Nel suicidio assistito si usano barbiturici ad alte dosi e la morte avviene in mezz’ora dalla somministrazione.
Nell’eutanasia e nel suicidio assistito l’intenzione è di porre termine alla vita, nel caso della sedazione palliativa è di dare sollievo dalla sofferenza.
Il dibattito bioetico. Nel suo documento Riflessioni bioetiche sul suicidio medicalmente assistito, il Comitato nazionale di bioetica ha evidenziato il ruolo delle cure palliative come alternativa all’eutanasia, per impedire che la morte medicalmente assistita diventi sinonimo di un’inadeguata assistenza sanitaria o che la sospensione dei trattamenti venga equiparata ad una forma di eutanasia passiva.
L’Associazione Luca Coscioni e le altre, richiedono che il fine vita garantisca la libertà di decidere al paziente e non al medico che, ricevuta la richiesta della sedazione profonda, si esprime a favore oppure no.
Il Papa sostiene che la vita “va accolta e non somministrata” per non creare dei “pazienti di scarto”.

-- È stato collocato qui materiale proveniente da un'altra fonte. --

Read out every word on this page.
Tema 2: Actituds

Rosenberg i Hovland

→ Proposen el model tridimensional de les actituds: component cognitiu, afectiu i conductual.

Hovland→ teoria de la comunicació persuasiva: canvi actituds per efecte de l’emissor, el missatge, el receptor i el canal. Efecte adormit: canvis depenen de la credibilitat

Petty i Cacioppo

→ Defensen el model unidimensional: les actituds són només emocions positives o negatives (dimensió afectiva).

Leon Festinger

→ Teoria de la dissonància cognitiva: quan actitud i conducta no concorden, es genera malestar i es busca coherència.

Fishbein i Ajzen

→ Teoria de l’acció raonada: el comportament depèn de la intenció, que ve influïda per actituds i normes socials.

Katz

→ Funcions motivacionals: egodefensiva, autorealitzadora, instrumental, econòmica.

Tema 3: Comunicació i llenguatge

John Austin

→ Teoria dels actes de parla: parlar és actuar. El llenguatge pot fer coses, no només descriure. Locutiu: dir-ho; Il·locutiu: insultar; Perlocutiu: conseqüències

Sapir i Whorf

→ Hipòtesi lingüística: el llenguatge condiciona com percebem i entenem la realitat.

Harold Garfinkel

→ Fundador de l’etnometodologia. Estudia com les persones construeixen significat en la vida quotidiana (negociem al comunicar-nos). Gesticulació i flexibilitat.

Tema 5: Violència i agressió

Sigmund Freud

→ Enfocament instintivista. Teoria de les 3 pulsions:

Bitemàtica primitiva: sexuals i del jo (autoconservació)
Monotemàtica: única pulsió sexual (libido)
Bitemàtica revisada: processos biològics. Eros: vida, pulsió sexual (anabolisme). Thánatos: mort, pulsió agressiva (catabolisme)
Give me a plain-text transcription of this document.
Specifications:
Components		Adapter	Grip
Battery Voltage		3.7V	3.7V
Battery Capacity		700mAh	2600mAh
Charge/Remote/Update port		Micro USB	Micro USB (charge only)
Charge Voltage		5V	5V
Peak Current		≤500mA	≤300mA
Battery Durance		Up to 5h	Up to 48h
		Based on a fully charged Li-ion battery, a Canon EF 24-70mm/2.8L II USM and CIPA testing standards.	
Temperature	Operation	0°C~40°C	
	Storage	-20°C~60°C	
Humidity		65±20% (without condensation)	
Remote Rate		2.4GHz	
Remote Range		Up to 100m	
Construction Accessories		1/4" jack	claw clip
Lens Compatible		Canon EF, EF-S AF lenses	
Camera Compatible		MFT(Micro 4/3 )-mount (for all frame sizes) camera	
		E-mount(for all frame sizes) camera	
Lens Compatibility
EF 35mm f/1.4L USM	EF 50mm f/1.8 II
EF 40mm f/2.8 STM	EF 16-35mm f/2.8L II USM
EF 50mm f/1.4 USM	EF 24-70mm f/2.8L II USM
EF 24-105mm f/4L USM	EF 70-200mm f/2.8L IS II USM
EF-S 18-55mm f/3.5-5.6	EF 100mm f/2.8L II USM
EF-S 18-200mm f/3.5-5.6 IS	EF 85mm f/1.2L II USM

Salvini si dice dispiaciuto per la bocciatura del referendum, ciò per Letta deve “spingere la Corte Costituzionale ad approvare la legge sul suicidio assistito”, Sinistra Italiana appoggia la “battaglia di civiltà” delle associazioni unite alla Luca Coscioni, che non accetta che “a definire quando la vita sia vita o mera sopravvivenza (se non addirittura vita obbligata) sia qualcuno di diverso dal paziente, laddove ci si trovi a vivere una condizione irreversibile che si preferirebbe evitare”. Marco Cappato e Mina Welby hanno dichiarato che non lasceranno nulla di intentato: dalle disobbedienze civili ai ricorsi giudiziari, perché le vite in gioco sono tante e le condizioni diventano spesso inumane per i malati e per i loro cari.